For nearly a decade, the company went from success to success. Sure, some questioned the purity of Tapio’s motives; Kristian Wahlbeck, director of development at Finland’s oldest mental health nonprofit, says he was “a bit frowned-upon” and “perceived as too business-minded.” And yes, there were occasional stories about Vastaamo doing shady-seeming things, such as using Google ads to try to poach prospective patients from a university clinic, as the newspaper Iltalehti reported. But people kept signing up. Tapio was so confident in what he’d created that he spoke about taking his model overseas.

Before “the incident,” Tapio says, “Vastaamo produced a lot of social good.” Now he is an ex-CEO, and the company he founded is being sold for parts. “I’m so sad to see all the work done and the future opportunities suddenly go to waste,” he says. “The way it ended feels terrible, unnecessary, and unjustified.”

Tapio grew up in a “peaceful and green” neighborhood in northern Helsinki during a bad recession. His mother, Nina, was a trauma psychotherapist, and his father, Perttu, a priest. His grandparents gave him a used Commodore 64 when he was 10, which led him to an interest in coding. Something in his brain resonated with the logical challenge of it, he says. He also saw it as a “tool to build something real.”

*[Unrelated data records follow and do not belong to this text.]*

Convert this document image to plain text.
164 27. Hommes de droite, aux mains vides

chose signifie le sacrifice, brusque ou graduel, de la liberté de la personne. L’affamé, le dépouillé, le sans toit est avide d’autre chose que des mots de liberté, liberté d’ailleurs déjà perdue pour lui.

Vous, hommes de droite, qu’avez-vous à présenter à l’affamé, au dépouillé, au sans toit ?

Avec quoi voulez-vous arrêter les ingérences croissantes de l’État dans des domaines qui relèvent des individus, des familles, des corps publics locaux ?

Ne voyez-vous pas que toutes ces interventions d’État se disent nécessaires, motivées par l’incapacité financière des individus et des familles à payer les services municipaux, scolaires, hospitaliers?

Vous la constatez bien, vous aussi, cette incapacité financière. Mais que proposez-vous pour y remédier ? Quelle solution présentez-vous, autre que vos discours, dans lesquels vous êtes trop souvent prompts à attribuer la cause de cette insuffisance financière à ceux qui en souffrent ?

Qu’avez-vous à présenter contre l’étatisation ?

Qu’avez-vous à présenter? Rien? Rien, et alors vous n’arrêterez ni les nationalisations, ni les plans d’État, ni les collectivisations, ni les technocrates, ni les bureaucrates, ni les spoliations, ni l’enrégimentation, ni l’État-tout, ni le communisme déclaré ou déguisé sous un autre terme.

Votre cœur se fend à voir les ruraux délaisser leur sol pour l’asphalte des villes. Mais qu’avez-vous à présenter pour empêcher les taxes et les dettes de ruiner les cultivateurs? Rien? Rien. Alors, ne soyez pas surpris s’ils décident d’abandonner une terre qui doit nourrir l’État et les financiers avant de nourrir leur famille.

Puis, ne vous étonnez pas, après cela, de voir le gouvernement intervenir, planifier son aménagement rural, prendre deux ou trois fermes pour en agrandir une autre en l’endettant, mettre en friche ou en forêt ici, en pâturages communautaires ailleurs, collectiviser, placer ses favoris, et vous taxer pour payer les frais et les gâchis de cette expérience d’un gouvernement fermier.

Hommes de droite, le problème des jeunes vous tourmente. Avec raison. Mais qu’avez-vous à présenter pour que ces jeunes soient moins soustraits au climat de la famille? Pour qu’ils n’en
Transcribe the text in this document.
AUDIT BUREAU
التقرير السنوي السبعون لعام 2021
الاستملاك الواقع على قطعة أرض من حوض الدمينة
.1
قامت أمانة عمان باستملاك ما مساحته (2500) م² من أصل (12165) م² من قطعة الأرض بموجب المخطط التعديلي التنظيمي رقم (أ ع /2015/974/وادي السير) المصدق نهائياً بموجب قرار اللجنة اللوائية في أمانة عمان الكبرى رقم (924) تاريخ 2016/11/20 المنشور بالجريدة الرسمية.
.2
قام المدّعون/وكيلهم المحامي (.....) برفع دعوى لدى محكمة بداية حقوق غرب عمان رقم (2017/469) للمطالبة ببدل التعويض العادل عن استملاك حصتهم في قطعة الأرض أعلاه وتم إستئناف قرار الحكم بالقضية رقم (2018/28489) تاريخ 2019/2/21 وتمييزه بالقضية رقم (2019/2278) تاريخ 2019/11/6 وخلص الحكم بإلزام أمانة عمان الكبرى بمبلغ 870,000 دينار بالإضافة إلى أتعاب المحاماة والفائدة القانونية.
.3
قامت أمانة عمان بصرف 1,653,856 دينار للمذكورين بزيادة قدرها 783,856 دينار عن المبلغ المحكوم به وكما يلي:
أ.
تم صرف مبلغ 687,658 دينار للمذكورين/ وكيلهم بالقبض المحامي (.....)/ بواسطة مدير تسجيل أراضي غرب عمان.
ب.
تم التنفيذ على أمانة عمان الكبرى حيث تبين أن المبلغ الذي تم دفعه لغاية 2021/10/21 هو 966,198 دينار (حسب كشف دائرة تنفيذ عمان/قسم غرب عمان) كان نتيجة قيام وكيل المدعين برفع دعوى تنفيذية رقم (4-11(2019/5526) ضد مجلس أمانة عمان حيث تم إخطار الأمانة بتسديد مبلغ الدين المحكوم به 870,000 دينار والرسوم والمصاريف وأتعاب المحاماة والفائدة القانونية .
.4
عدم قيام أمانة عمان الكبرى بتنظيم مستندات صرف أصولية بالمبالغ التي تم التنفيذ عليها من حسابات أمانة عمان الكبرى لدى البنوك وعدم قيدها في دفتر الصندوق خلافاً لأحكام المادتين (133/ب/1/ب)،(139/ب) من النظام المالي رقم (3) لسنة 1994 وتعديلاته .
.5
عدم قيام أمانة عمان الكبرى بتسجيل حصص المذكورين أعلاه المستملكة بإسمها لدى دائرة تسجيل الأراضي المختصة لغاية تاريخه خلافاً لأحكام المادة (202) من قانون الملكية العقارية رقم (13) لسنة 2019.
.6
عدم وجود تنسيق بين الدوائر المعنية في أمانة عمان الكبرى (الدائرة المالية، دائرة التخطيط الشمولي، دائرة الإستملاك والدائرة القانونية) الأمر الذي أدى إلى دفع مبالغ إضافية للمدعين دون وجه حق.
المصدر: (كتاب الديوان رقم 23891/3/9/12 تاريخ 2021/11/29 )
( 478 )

The obsession endured: In middle school Tapio coded a statistics system for his basketball team, and in high school he worked for the Helsinki Education Department, showing teachers how to use their computers. Rather than going to college, he set up an online shop selling computer parts—his first business, funded with “a few tens of euros,” he says. A couple of years later, at age 20, he joined a small management consultancy.